Diagnosis and treatment of cancers remain the most formidable challenges in health care innovation. A critical bottleneck in this context is data integration and sense-making. The recent rise of artificial intelligence, machine learning, and other high-throughput data analysis algorithms offers new prospects. In this context, the support vector machine (SVM) is a supervised machine learning algorithm for classifying data sets (Schölkopf et al., 2013). SVM has been reported to display higher performance compared with the other traditional supervised classifiers such as decision tree (Rokach and Maimon, 2005) and supervised artificial neural network (Zhang, 2016). SVM classifies high-dimensional big data into small numbers of data points (support vectors), thus achieving differentiation of subgroups in a short amount of time.

Considering the rapid timelines required for both diagnosis and treatment of most aggressive cancers, this new machine learning technique has important clinical and public applications and implications for high-throughput data analysis and contextualization.

This expert review describes and examines, first, the SVM models employed to forecast breast cancer subtypes (BCSs) using diverse systems science data, including transcriptomics, epigenetics, proteomics, and radiomics, as well as biological pathway, clinical, pathological, and biochemical data. Then, we compare the performance of the present SVM and other diagnostic and therapeutic prediction models across the data types.

Support Vector Machines

Relevance to personalized medicine and cancer research

In the SVM algorithm, a decision boundary, forming two sides of different classes, is drawn to separate the data points. This imaginary boundary is called hyperplane. During classification, data points belonging to these different sides of the hyperplane are optimized in a way to provide the highest distance margin between two sides of data. The data points at the acceptable proximity to the boundary are called support vectors. They are used for the coordinate optimization of the decision boundary.

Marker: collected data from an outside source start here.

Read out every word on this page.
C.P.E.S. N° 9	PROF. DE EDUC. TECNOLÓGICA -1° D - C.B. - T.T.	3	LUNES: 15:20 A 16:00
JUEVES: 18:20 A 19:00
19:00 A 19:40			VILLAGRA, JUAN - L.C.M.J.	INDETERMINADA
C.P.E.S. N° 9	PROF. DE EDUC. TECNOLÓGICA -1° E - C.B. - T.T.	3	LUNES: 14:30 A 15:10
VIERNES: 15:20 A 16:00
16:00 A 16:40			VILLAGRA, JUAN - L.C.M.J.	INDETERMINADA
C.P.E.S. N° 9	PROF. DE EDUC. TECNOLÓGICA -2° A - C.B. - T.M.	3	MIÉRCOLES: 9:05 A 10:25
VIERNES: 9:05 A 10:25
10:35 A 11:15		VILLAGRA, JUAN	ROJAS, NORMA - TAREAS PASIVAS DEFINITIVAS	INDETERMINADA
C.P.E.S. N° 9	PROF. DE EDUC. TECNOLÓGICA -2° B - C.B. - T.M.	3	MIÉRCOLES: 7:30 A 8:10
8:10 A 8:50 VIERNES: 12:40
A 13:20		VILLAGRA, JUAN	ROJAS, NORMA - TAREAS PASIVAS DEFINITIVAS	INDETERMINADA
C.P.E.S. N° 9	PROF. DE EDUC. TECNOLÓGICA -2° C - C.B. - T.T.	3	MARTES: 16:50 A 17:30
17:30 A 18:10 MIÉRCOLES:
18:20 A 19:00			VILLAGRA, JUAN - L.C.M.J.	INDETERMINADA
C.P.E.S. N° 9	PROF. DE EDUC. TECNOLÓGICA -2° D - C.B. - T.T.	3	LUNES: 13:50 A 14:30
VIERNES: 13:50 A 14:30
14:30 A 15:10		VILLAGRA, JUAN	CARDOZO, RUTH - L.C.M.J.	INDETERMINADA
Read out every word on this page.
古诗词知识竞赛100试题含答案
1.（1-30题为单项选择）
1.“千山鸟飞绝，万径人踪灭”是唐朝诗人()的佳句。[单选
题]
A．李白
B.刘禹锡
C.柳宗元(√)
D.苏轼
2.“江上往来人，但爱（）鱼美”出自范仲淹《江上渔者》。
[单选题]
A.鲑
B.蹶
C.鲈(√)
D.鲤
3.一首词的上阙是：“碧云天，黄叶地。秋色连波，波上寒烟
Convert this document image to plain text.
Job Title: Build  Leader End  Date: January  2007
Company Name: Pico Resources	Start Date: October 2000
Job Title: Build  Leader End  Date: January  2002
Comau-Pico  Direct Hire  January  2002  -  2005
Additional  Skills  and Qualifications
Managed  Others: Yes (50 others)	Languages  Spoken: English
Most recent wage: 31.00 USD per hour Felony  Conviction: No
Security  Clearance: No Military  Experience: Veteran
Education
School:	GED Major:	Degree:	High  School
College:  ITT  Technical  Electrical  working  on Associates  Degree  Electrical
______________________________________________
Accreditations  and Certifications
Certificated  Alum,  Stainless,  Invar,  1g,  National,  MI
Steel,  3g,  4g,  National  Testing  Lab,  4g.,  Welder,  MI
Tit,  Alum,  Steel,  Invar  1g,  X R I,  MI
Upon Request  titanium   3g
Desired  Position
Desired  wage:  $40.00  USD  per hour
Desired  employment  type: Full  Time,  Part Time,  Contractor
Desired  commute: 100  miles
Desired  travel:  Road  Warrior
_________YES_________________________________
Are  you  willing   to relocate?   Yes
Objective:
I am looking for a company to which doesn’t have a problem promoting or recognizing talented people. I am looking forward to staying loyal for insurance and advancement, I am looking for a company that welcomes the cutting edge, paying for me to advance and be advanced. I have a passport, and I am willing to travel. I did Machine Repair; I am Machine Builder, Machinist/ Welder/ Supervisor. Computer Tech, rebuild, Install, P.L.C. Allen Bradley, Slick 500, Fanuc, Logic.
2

This technique is important for its application in classification and selection of informative features, such as genes, proteins, and pathways. Yet, the classification of big data is still computationally expensive. Thus, in various applications, a hybrid methodology of the SVM, including a data filtration component, is observed. Besides, high dimensionality (multiple parameters) in applied data sets has no negative effect over SVM. Therefore, groups having small sample sets and a high number of dimensions can be properly classified (Gao et al., 2017).

Breast cancer is the most frequent malignant disease among women worldwide and is also the leading cause of cancer mortality after lung cancer (Bray et al., 2018). Several clinical and pathological features such as tumor size and grade, lymphovascular invasion of tumor cells, and axillary lymph node (ALN) status are reported as important factors in the determination of breast cancer besides the presence of estrogen receptor (ER), progesterone receptor (PR), and human epidermal growth factor receptor-2 (HER2) on the surface of the tumor cell and the expression level of Ki-67 (Coates et al., 2015; Yamanouchi et al., 2019). Breast cancer is also known for having heterogeneity under both spatial and temporal dimensions, causing problems during the dissection process (Agner et al., 2014; De Ronde et al., 2014; Hsu et al., 2012; Tyanova et al., 2016; Vidić et al., 2018; Yersal and Barutca, 2014).

According to the current classification system (Goldhirsch et al., 2013), BCSs are defined as luminal A (ER and/or PR positive, HER2 negative, low levels of the protein Ki-67), luminal B (ER and/or PR positive, high levels of Ki-67) with HER2 negative, luminal B with HER2 positive, HER2 enriched (ER and PR negative), and basal like (triple-negative breast cancer, TNBC). It is important to identify the BCSs not only for evaluating the prognosis of the disease but also for providing adequate therapy since drug responses of subtypes show variations (Januškevičienė and Petrikaitė, 2019) (Fig. 1).

FIG. 1.

A conceptual description of disease stratification using support vector machine applications.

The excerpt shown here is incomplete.